Empresas do Oeste são investigadas por irregularidades no ICMS
O Ministério Público de Santa Catarina (MPSC) notificou 34 empresas da região Oeste catarinense por suspeitas de crimes contra a ordem tributária. A medida foi adotada após a instauração de procedimentos administrativos que apontaram divergências entre os valores de ICMS declarados e as movimentações financeiras registradas por operadoras de cartão de crédito.
As notificações foram expedidas pela Promotoria de Justiça Regional da Ordem Tributária de Chapecó após a constituição definitiva dos débitos tributários identificados pela Fazenda Pública Estadual.
Segundo o MPSC, as irregularidades foram constatadas por meio do cruzamento de dados fornecidos pela Receita Estadual e pelas operadoras de cartões. Entre as possíveis infrações investigadas estão a omissão de informações fiscais, a apresentação de declarações falsas, fraudes à fiscalização tributária e a não emissão ou emissão irregular de notas fiscais.

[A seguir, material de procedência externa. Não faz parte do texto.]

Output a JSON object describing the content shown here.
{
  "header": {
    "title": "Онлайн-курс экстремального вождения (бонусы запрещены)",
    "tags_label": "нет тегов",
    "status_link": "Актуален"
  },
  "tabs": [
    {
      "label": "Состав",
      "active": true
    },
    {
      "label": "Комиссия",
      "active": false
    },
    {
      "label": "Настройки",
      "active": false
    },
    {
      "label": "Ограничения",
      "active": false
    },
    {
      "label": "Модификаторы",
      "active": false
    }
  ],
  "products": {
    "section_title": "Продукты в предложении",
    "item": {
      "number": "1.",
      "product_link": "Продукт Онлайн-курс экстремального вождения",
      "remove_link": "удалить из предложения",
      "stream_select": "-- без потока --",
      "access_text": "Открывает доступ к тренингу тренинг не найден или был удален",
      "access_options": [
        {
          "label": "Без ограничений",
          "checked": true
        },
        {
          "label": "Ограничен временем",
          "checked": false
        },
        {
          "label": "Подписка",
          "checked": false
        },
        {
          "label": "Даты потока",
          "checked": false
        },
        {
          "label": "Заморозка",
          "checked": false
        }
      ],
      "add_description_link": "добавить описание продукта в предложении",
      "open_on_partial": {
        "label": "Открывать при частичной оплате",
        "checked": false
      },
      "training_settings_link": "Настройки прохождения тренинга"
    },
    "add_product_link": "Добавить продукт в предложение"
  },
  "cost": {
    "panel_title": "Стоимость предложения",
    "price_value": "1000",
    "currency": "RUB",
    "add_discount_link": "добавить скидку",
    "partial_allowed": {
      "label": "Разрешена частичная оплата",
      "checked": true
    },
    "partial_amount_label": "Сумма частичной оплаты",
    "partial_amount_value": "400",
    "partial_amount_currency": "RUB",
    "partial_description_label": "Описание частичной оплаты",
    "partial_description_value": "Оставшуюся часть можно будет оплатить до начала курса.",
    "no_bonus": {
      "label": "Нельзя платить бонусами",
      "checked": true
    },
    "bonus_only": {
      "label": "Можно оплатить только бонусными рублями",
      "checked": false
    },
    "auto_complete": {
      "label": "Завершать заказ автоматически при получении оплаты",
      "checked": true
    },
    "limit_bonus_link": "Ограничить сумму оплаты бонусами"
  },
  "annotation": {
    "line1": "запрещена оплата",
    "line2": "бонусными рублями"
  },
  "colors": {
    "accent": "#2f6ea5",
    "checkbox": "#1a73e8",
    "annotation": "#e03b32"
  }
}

Débitos ultrapassam R$ 8,2 milhões
As empresas investigadas estão localizadas nos municípios de Chapecó, Concórdia, Cunha Porã, Maravilha, Modelo, Pinhalzinho, São Domingos, São Lourenço do Oeste, São Miguel do Oeste, Seara e Xanxerê.
Os estabelecimentos atuam em diversos segmentos, como mercados, farmácias, postos de combustíveis, açougues, restaurantes, pizzarias, lojas de roupas, móveis, autopeças, informática e eletrônicos.
De acordo com o levantamento, os valores devidos variam entre R$ 30 mil e R$ 908 mil por empresa. Somadas, as pendências tributárias chegam a R$ 8.243.171,90.
Sonegação afeta arrecadação e concorrência
Conforme destacou o promotor de Justiça Fabiano David Baldissarelli, a sonegação fiscal impacta não apenas a arrecadação pública, mas também a concorrência entre empresas.
Segundo ele, quando uma empresa omite receitas ou reduz indevidamente o recolhimento de tributos, passa a operar com vantagem econômica irregular em relação aos concorrentes que cumprem suas obrigações fiscais.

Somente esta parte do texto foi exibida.